JungleDisk and Amazon S3
October 4th, 2008In my move to Ubuntu Linux as my desktop I lost my existing desktop backup solution (www.backupmybusiness.com) as it didn’t run on Linux. I must say that I wasn’t super thrilled with backupmybusiness as it wasn’t as intuitive as I would like and it ran about $50/month for a *single* user/desktop.

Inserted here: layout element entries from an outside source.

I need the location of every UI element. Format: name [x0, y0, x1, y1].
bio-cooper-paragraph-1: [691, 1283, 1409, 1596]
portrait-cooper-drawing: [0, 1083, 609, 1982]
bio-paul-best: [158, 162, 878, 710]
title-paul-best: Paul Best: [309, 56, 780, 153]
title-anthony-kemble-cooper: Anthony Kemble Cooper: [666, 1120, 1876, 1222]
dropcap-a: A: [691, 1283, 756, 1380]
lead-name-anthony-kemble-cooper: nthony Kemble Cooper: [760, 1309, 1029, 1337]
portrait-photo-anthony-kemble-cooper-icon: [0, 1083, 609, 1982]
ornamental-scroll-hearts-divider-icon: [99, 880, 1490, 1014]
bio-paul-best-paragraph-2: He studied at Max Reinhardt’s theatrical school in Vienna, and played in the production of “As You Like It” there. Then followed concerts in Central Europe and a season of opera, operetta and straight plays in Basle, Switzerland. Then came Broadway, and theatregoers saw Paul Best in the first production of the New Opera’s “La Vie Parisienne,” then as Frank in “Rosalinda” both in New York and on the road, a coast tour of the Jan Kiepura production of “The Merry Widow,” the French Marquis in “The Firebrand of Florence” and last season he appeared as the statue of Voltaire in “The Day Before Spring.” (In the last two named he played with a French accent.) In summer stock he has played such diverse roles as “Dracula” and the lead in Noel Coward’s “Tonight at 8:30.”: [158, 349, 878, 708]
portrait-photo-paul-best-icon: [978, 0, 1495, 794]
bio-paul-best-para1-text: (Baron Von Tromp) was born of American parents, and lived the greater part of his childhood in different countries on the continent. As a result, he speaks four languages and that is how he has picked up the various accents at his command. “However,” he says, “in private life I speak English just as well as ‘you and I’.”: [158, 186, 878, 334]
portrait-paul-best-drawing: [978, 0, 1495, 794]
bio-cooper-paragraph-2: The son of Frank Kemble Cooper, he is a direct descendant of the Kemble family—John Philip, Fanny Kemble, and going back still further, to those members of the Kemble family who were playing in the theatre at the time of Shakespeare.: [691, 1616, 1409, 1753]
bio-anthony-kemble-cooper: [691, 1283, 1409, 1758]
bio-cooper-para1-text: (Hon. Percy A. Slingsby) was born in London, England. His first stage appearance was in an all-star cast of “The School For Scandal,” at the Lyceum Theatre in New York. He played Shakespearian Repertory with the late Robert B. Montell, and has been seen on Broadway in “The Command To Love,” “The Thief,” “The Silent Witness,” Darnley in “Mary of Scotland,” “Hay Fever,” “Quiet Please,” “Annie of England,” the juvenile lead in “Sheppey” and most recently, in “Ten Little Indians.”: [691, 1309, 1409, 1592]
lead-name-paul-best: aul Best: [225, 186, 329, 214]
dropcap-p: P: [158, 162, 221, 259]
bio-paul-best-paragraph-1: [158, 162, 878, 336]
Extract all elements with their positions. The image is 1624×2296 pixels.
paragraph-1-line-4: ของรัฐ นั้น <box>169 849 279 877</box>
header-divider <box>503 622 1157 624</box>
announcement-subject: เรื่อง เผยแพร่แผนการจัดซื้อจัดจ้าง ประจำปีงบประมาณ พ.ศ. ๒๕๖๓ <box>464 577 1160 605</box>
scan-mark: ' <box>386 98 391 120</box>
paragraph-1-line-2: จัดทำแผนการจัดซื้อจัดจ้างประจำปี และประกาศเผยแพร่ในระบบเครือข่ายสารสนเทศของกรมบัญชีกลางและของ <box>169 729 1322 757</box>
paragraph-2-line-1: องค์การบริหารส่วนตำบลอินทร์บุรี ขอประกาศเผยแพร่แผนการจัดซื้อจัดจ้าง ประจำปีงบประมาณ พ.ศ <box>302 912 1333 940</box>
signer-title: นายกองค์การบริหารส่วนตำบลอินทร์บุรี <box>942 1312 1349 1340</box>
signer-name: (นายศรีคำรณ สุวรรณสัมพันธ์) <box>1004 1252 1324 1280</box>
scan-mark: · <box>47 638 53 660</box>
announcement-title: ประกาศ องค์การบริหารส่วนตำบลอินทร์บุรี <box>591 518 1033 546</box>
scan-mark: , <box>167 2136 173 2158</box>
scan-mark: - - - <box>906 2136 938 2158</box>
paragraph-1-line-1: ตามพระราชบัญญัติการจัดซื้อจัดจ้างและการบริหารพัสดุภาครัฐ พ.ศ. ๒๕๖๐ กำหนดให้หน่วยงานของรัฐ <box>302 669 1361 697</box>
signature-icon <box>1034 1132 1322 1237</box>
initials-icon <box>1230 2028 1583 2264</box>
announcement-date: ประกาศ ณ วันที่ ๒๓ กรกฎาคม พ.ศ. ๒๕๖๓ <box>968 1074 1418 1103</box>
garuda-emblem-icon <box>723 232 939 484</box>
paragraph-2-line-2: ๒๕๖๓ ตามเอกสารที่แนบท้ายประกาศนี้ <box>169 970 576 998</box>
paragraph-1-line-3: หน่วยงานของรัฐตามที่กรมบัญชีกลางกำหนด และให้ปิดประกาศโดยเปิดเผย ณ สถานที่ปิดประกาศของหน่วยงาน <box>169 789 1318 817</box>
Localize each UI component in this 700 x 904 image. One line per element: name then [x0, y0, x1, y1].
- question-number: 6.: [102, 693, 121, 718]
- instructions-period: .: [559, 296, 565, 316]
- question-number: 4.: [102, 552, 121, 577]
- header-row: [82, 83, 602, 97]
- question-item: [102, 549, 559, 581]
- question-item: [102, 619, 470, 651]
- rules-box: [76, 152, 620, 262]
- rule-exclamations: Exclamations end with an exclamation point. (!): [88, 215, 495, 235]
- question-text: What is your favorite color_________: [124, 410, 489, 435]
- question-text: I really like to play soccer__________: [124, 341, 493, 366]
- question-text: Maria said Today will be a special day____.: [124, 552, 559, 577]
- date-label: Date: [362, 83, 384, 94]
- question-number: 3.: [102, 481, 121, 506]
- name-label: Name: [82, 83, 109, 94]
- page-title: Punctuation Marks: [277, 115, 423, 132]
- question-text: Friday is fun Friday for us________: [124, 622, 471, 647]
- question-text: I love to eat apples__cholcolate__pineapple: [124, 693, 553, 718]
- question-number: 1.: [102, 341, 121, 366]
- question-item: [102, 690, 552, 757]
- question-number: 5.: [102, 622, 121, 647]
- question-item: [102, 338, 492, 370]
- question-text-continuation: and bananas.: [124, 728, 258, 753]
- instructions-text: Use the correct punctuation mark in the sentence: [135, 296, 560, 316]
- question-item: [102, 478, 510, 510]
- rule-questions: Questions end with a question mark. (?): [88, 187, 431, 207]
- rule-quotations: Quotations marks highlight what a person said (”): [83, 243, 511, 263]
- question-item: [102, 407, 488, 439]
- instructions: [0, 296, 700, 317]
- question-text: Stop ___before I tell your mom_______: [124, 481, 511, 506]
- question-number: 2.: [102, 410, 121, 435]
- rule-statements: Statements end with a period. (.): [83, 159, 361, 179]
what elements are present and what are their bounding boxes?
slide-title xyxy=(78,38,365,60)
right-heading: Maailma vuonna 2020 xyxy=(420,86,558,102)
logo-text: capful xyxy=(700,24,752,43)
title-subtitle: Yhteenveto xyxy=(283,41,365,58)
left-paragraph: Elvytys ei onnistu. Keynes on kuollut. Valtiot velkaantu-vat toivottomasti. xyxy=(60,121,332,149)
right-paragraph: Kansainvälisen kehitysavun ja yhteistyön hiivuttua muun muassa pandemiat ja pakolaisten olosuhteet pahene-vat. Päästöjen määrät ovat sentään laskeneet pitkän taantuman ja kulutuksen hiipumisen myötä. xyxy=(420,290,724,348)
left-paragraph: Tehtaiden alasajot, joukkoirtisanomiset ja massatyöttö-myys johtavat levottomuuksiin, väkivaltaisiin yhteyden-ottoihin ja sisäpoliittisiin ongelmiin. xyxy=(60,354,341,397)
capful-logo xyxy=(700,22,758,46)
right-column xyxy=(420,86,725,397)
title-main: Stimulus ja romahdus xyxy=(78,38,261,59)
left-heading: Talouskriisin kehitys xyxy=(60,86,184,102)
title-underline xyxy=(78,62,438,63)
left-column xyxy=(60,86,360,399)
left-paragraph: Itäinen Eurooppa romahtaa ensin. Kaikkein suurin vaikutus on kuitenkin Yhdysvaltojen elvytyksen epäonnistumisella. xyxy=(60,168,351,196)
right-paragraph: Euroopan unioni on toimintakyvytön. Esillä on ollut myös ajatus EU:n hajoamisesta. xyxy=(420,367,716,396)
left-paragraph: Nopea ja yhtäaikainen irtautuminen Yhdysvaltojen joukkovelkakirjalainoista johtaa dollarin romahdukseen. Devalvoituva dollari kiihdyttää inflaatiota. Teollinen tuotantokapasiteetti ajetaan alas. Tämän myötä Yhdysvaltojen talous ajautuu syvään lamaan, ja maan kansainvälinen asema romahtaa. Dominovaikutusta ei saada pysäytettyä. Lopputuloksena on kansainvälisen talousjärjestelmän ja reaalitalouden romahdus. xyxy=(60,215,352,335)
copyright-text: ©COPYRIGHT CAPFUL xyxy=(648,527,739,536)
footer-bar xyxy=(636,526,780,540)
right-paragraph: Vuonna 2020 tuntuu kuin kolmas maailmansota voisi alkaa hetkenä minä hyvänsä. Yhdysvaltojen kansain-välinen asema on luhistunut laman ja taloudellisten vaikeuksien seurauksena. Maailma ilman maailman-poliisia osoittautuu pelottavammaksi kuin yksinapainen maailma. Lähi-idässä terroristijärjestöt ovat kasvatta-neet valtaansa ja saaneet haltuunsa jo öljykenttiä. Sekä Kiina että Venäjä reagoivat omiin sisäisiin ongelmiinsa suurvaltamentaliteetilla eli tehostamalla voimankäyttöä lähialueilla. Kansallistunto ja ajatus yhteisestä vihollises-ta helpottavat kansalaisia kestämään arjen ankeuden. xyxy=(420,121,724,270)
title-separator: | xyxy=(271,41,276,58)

So that let me on a hunt for something that would work well for Ubuntu (non-intrusive, inexpensive remote storage, runs on all platforms KrengelTech supports [Mac/Windows/Linux], easy to use for both geeks and non-geeks). That led me to JungleDisk which I have researched for a couple months and have been a full-time user f
or about 1 month. I must say that it meets all the criteria I have laid out and does it very well (or at least I have zero complaints to date). JungleDisk uses Amazon’s S3 “data storage cloud” to sync a folder on your HD to Amazon. Note that Amazon themselves don’t really offer any real user interface to their service and instead rely entirely on third parties, like JungleDisk, to develop user GUI clients to interface with their API set (which seems like a good idea to me). The cool thing is that JungleDisk is VERY reasonable with a one-time $20 fee for a license that can be used for a single Amazon S3 account. The way my workgroup organized ourselves is we have a single S3 account and everyone has their own password protected “bucket” within that account. That means it was $20 for multiple staff members to have JungleDisk and the Amazon S3 service is pay-as-you-go and that is probably running around $50/month for ALL of the groups data needs! The cool thing is that Amazon has a price calculator so you can estimate very close to what you will need for storage and what it will cost you.
Let me lay out a scenario for a company of 10 to 12 people and what their needs would entail. Note that after your initial push of data from your HD to Amazon there won’t be as much data going in and out, and instead there will be more query requests to check file timestamps to see if a file has changed on your HD and whether it should be transmitted to AmazonS3 (that’s where the 2 million number comes into play).
Storage: 150GB
Data Transfer-in: 30GB
Data Transfer-out: 30GB
PUT/LIST Requests: 2,000,000
Other requests: 2,000,000
Total cost for storage and bandwidth: $52.60
My approach for how I made this work on my desktop is to have a folder named “sync” that I put anything in that I want backed up and I just have JungleDisk backup that folder. The cool thing is that you can schedule JungleDisk to run at practically anytime so it doesn’t interrupt your daily work. I have mine backup twice a day - once in the early morning and once immediately when I am done with work for the day.
One of my friends, Mike Wills, has tried the Amazon S3 service and says there have been outages in the past for an hour at a time, so I guess your milage may vary (though I haven’t experienced that). In the end I just want my data in a safe place, and if my internet goes down once a month (which is does because I am in a newer development with construction crews constantly “cutting the wire”) it is OK because my backup with just run an hour later.
On a final point, what do people think of cloud computing? I think it is safe enough for the SOHO (Small Office/Home Office) arena, but what about bigger businesses? Obviously huge enterprises are embracing SaaS (Software as a Service) though things like Salesforce.com and that isn’t on their network to easily control.